It might be strange to see the video above. It’s about the ground effect on the T.50, Gordon Murray’s newest creation. Even though it’s an internal combustion engine car, it’s worth checking out. It shows how much Murray’s motorsport experience can help him create “a revolutionary, lightweight, and highly efficient electric vehicle architecture,” as he said it was part of the £ 300 million investment to expand the Gordon Murray group.
Murray said the T.27 had the same characteristics when he introduced it in June 2011. Although there were some prospects for the urban electric vehicle to reach production, it never did. The new investments can correct this injustice, even if we do not want it to be corrected.
The T.27 was an urban three-seater with a central driving position, similar to what Murray offered on the McLaren F1. It was 2.50 meters long, 1.30 m wide, 1.60 m high and had a wheelbase of 1.78 m.
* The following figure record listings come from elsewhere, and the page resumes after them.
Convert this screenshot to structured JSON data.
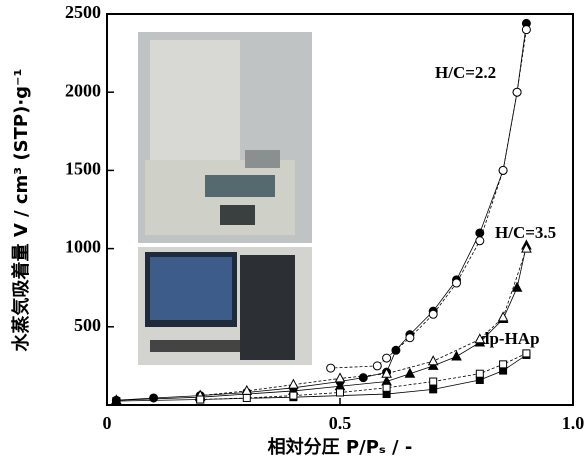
{
  "chart_data": {
    "type": "line",
    "xlabel": "相対分圧 P/Pₛ / -",
    "ylabel": "水蒸気吸着量 V / cm³ (STP)·g⁻¹",
    "xlim": [
      0,
      1
    ],
    "xticks": [
      0,
      0.5,
      {
        "value": 1,
        "label": "1.0"
      }
    ],
    "ylim": [
      0,
      2500
    ],
    "yticks": [
      500,
      1000,
      1500,
      2000,
      2500
    ],
    "annotations": [
      "H/C=2.2",
      "H/C=3.5",
      "dp-HAp"
    ],
    "series": [
      {
        "marker": "circle",
        "filled": true,
        "color": "#000000",
        "x": [
          0.02,
          0.1,
          0.2,
          0.3,
          0.4,
          0.5,
          0.55,
          0.6,
          0.62,
          0.65,
          0.7,
          0.75,
          0.8,
          0.85,
          0.88,
          0.9
        ],
        "values": [
          30,
          45,
          60,
          80,
          110,
          150,
          175,
          210,
          350,
          450,
          600,
          800,
          1100,
          1500,
          2000,
          2440
        ]
      },
      {
        "marker": "circle",
        "filled": false,
        "color": "#000000",
        "x": [
          0.9,
          0.88,
          0.85,
          0.8,
          0.75,
          0.7,
          0.65,
          0.6,
          0.58,
          0.48
        ],
        "values": [
          2400,
          2000,
          1500,
          1050,
          780,
          580,
          430,
          300,
          250,
          236
        ]
      },
      {
        "marker": "triangle",
        "filled": true,
        "color": "#000000",
        "x": [
          0.02,
          0.2,
          0.4,
          0.5,
          0.6,
          0.65,
          0.7,
          0.75,
          0.8,
          0.85,
          0.88,
          0.9
        ],
        "values": [
          30,
          50,
          90,
          120,
          150,
          200,
          250,
          310,
          400,
          550,
          750,
          1020
        ]
      },
      {
        "marker": "triangle",
        "filled": false,
        "color": "#000000",
        "x": [
          0.9,
          0.85,
          0.8,
          0.7,
          0.6,
          0.5,
          0.4,
          0.3,
          0.2
        ],
        "values": [
          1000,
          560,
          420,
          280,
          200,
          170,
          130,
          90,
          60
        ]
      },
      {
        "marker": "square",
        "filled": true,
        "color": "#000000",
        "x": [
          0.02,
          0.2,
          0.4,
          0.6,
          0.7,
          0.8,
          0.85,
          0.9
        ],
        "values": [
          25,
          35,
          50,
          70,
          100,
          160,
          220,
          320
        ]
      },
      {
        "marker": "square",
        "filled": false,
        "color": "#000000",
        "x": [
          0.9,
          0.85,
          0.8,
          0.7,
          0.6,
          0.5,
          0.4,
          0.3,
          0.2
        ],
        "values": [
          330,
          260,
          200,
          150,
          110,
          80,
          60,
          45,
          35
        ]
      }
    ]
  }
}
Weighing only 680 kg, it had a 12 kWh battery, with the 160 NEDC cycle Kilometers could be driven.
If you do the calculations, you’ll see that it could reach 8.3 miles per kWh in 2011 – when it was first introduced. Ten years later, no electric car comes this close, despite the Aptera promising 10 miles per kWh when it hits the production lines. Aptera’s handicap is that it only carries two people, while the T.27 is designed for three of them.
Murray hasn’t revealed much about his future electric car aside from his goals – which are the same for every vehicle the designer creates. The future platform for electric cars would be for “urban passenger cars and delivery vans”.
For Autocar, Murray said the car is “a B-segment vehicle – a small SUV with a compact van derivative to start with”. He also said it would be less than four meters long and “a practical little car instead of a tiny city car”. So if you were also hoping to see a new version of the T.27, forget about it.
The designer also said that GMA (Gordon Murray Automotive) would be dedicated to exclusive cars, no more than 100 units of which will be made. They will also be premium, pushing the boundaries of materials and technologies. All of this suggests that GMA isn’t going to be affordable, which has to be a practical little electric car.
Another piece of the puzzle is that Murray said he was developing an architecture for such a car, not the car itself. Such a platform could be used by a GMA partner in charge of production. It can also be a platform licensed by GMA. We’ve scheduled a conversation with Murray to find out more about his company’s plans for electric vehicles.